Some positive integers n have the property that the sum [ n + reverse(n) ] consists entirely of odd (decimal) digits. For instance, 36 + 63 = 99 and 409 + 904 = 1313. We will call such numbers reversible; so 36, 63, 409, and 904 are reversible. Leading zeroes are not allowed in either n or reverse(n).

There are 120 reversible numbers below one-thousand.

How many reversible numbers are there below one-billion (109)?

题意：

有多少小于十亿的可逆数？

有些正整数n满足这样一种性质，将它的数字逆序排列后和本身相加所得到的和[ n + reverse(n) ]的十进制表示只包含有奇数数字。例如，36 + 63 = 99 以及409 + 904 = 1313。我们称这样的数是可逆的；因此36，63，409和904都是可逆的。无论是n还是reverse(n)都不允许出现前导0。

在小于一千的数中，一共有120个可逆数。

在小于十亿（109）的数中，一共有多少个可逆数？

题解：感觉没什么好说的….直接暴力….

其实一亿到10亿之间是没有可逆数的。
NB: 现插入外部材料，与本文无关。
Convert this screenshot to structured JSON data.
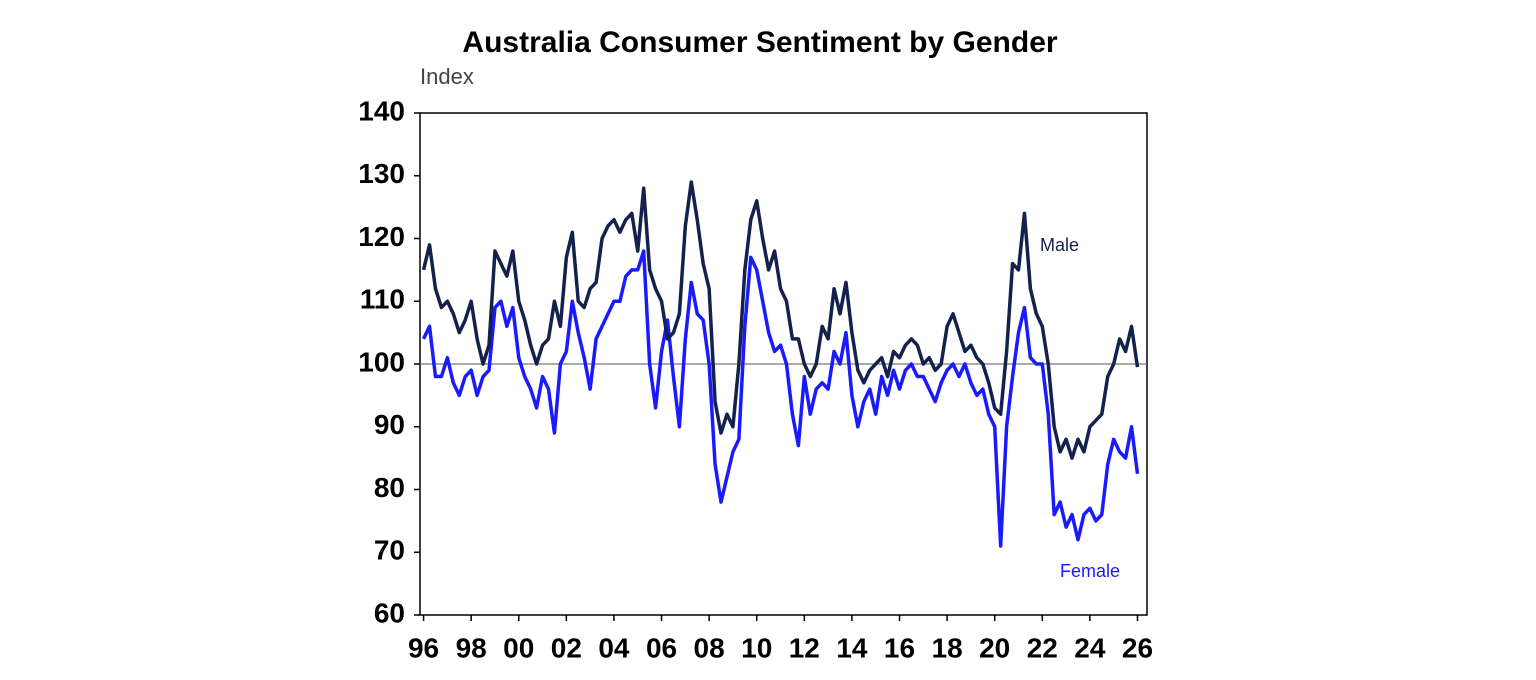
{
  "chart_data": {
    "type": "line",
    "title": "Australia Consumer Sentiment by Gender",
    "y_label": "Index",
    "x": [
      1996,
      1996.25,
      1996.5,
      1996.75,
      1997,
      1997.25,
      1997.5,
      1997.75,
      1998,
      1998.25,
      1998.5,
      1998.75,
      1999,
      1999.25,
      1999.5,
      1999.75,
      2000,
      2000.25,
      2000.5,
      2000.75,
      2001,
      2001.25,
      2001.5,
      2001.75,
      2002,
      2002.25,
      2002.5,
      2002.75,
      2003,
      2003.25,
      2003.5,
      2003.75,
      2004,
      2004.25,
      2004.5,
      2004.75,
      2005,
      2005.25,
      2005.5,
      2005.75,
      2006,
      2006.25,
      2006.5,
      2006.75,
      2007,
      2007.25,
      2007.5,
      2007.75,
      2008,
      2008.25,
      2008.5,
      2008.75,
      2009,
      2009.25,
      2009.5,
      2009.75,
      2010,
      2010.25,
      2010.5,
      2010.75,
      2011,
      2011.25,
      2011.5,
      2011.75,
      2012,
      2012.25,
      2012.5,
      2012.75,
      2013,
      2013.25,
      2013.5,
      2013.75,
      2014,
      2014.25,
      2014.5,
      2014.75,
      2015,
      2015.25,
      2015.5,
      2015.75,
      2016,
      2016.25,
      2016.5,
      2016.75,
      2017,
      2017.25,
      2017.5,
      2017.75,
      2018,
      2018.25,
      2018.5,
      2018.75,
      2019,
      2019.25,
      2019.5,
      2019.75,
      2020,
      2020.25,
      2020.5,
      2020.75,
      2021,
      2021.25,
      2021.5,
      2021.75,
      2022,
      2022.25,
      2022.5,
      2022.75,
      2023,
      2023.25,
      2023.5,
      2023.75,
      2024,
      2024.25,
      2024.5,
      2024.75,
      2025,
      2025.25,
      2025.5,
      2025.75,
      2026
    ],
    "series": [
      {
        "name": "Male",
        "color": "#14214d",
        "values": [
          115,
          119,
          112,
          109,
          110,
          108,
          105,
          107,
          110,
          104,
          100,
          103,
          118,
          116,
          114,
          118,
          110,
          107,
          103,
          100,
          103,
          104,
          110,
          106,
          117,
          121,
          110,
          109,
          112,
          113,
          120,
          122,
          123,
          121,
          123,
          124,
          118,
          128,
          115,
          112,
          110,
          104,
          105,
          108,
          122,
          129,
          123,
          116,
          112,
          94,
          89,
          92,
          90,
          100,
          115,
          123,
          126,
          120,
          115,
          118,
          112,
          110,
          104,
          104,
          100,
          98,
          100,
          106,
          104,
          112,
          108,
          113,
          105,
          99,
          97,
          99,
          100,
          101,
          98,
          102,
          101,
          103,
          104,
          103,
          100,
          101,
          99,
          100,
          106,
          108,
          105,
          102,
          103,
          101,
          100,
          97,
          93,
          92,
          102,
          116,
          115,
          124,
          112,
          108,
          106,
          100,
          90,
          86,
          88,
          85,
          88,
          86,
          90,
          91,
          92,
          98,
          100,
          104,
          102,
          106,
          99.5
        ]
      },
      {
        "name": "Female",
        "color": "#1a1aff",
        "values": [
          104,
          106,
          98,
          98,
          101,
          97,
          95,
          98,
          99,
          95,
          98,
          99,
          109,
          110,
          106,
          109,
          101,
          98,
          96,
          93,
          98,
          96,
          89,
          100,
          102,
          110,
          105,
          101,
          96,
          104,
          106,
          108,
          110,
          110,
          114,
          115,
          115,
          118,
          100,
          93,
          102,
          107,
          98,
          90,
          104,
          113,
          108,
          107,
          100,
          84,
          78,
          82,
          86,
          88,
          106,
          117,
          115,
          110,
          105,
          102,
          103,
          100,
          92,
          87,
          98,
          92,
          96,
          97,
          96,
          102,
          100,
          105,
          95,
          90,
          94,
          96,
          92,
          98,
          95,
          99,
          96,
          99,
          100,
          98,
          98,
          96,
          94,
          97,
          99,
          100,
          98,
          100,
          97,
          95,
          96,
          92,
          90,
          71,
          90,
          98,
          105,
          109,
          101,
          100,
          100,
          92,
          76,
          78,
          74,
          76,
          72,
          76,
          77,
          75,
          76,
          84,
          88,
          86,
          85,
          90,
          82.5
        ]
      }
    ],
    "xlim": [
      1995.85,
      2026.4
    ],
    "ylim": [
      60,
      140
    ],
    "xticks": [
      {
        "value": 1996,
        "label": "96"
      },
      {
        "value": 1998,
        "label": "98"
      },
      {
        "value": 2000,
        "label": "00"
      },
      {
        "value": 2002,
        "label": "02"
      },
      {
        "value": 2004,
        "label": "04"
      },
      {
        "value": 2006,
        "label": "06"
      },
      {
        "value": 2008,
        "label": "08"
      },
      {
        "value": 2010,
        "label": "10"
      },
      {
        "value": 2012,
        "label": "12"
      },
      {
        "value": 2014,
        "label": "14"
      },
      {
        "value": 2016,
        "label": "16"
      },
      {
        "value": 2018,
        "label": "18"
      },
      {
        "value": 2020,
        "label": "20"
      },
      {
        "value": 2022,
        "label": "22"
      },
      {
        "value": 2024,
        "label": "24"
      },
      {
        "value": 2026,
        "label": "26"
      }
    ],
    "yticks": [
      60,
      70,
      80,
      90,
      100,
      110,
      120,
      130,
      140
    ],
    "reference_line": 100,
    "grid": false
  }
}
然后暴力到一亿就可以了。

代码：

#include<bits/stdc++.h>
using namespace std;
typedef long long ll;
int reverse(ll x)
{
    ll r=0;
    while (x>0)
    {
        r=r*10+(x%10);
        x/=10;
    }
    return r;
}
int check_odd(ll x)
{
    int flag=0;
    while (x>0)
    {
        if ((x%10)%2==0){
            flag=1;
            break;
        }
        x/=10;
    }
    if (flag) return 0;
    else return 1;
}
int main()
{
    ll count=0;
    //在 1 亿到 10亿之间没有可逆数 
    for (ll i=10;i<=100000000;i+=2)
    {
        if (check_odd(i+reverse(i)) && i%10!=0) 
        count++;
    } 
    cout<<count*2<<endl;
    return 0;
}